Yoğun ama keyifli bir dönemin ardından, yeni sömestr başlarken bir öğretmen olarak hatırlatmak istediğim birkaç nokta var. Öğrenciler tüm gün okulda akranları ile birlikteyken, aynı zamanda öğretmenler ile de haftanın büyük bir kısmını birlikte geçiriyorlar. Böylelikle öğrenciler aslında anne- babadan fazla öğretmenlerini görüyorlar diyebiliriz. Bu durumda öğretmenler öğrencilerin bağ kurdukları en önemli kişiler haline geliyorlar.

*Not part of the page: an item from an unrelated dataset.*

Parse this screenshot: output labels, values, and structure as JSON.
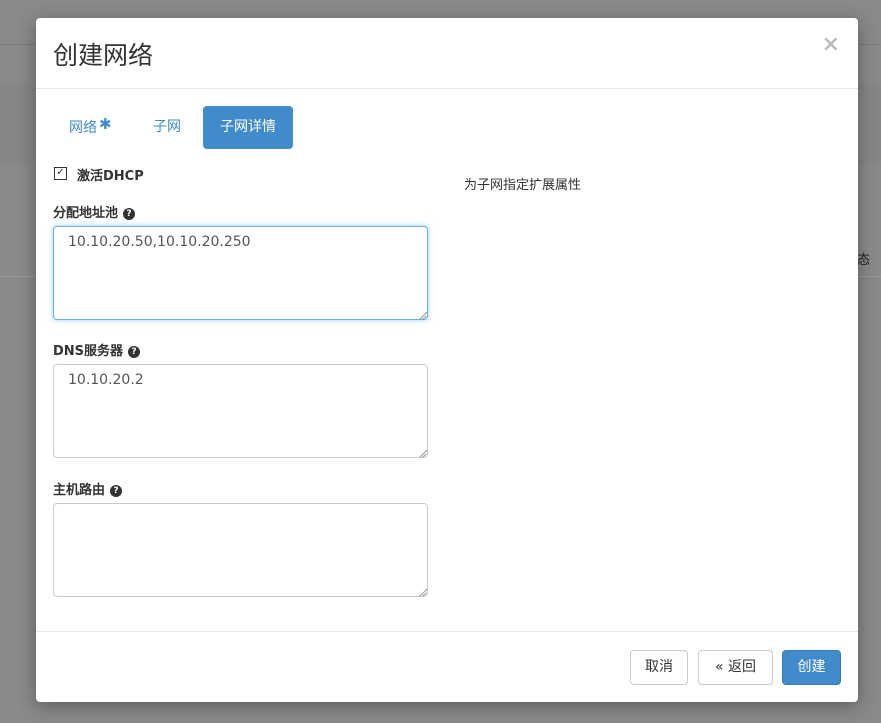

Bu bağ bazen öyle kuvvetli oluyor ki çocuklar anneleriyle ve babalarıyla paylaşmadıkları şeyleri öğretmenleriyle paylaşabiliyorlar. Buna sadece sorunlar değil aynı zamanda sevinçleri, mutlulukları, hevesleri ve hedefleri de dahil. Çünkü bazen anne ve babalarına anlatsalar bile, ciddiye alınmadıklarını görüyorlar ve karşılarında bir muhattap bulamayabiliyorlar.
Hal böyleyken veliler bazı durumlarda öğretmenlerin görevlerini yanlış anlayabiliyor ve daha fazla sorumluluk yüklemek isteyebiliyorlar. Örneğin bir türlü kontrol altına alınamayan, dersi bölen, öğretmene saygısızlık yapan bir öğrenci hakkında velisi ile konuşulduğunda „sizler öğretmensiniz, beni aramanıza gerek yok, siz bu durumu çözebilirsiniz“ gibi bir tepki alınabiliniyor.
„Öğretmenler öğrencilerin eğitimi ve öğretimi ile sorumlulardır. Fakat onları terbiye etmesi ve onları yetiştirmesi gereken kişiler ilk etapta anne ve babadır.“
Bu bağlamda hatırlatmak istediğim şey aslında öğretmenlerin görevleridir. Öğretmenler öğrencilerin eğitimi ve öğretimi ile sorumlulardır. Onları hayata katmak, onlara bir şeyler öğretmek ile mükelleftirler. Fakat onları terbiye etmesi ve onları yetiştirmesi gereken kişiler ilk etapta anne ve babadır. Bunun üzerine öğretmen vereceği eğitim ile bir şeyler inşa edebilir. Bunu unutmamak ve buna göre öğretmenlere sorumlulukları dışında olan görevler yüklememek gerekir.
Yeni eğitim öğretim döneminde tüm öğrencilere başarılar ve tüm öğretmenlere kolaylıklar dilerim.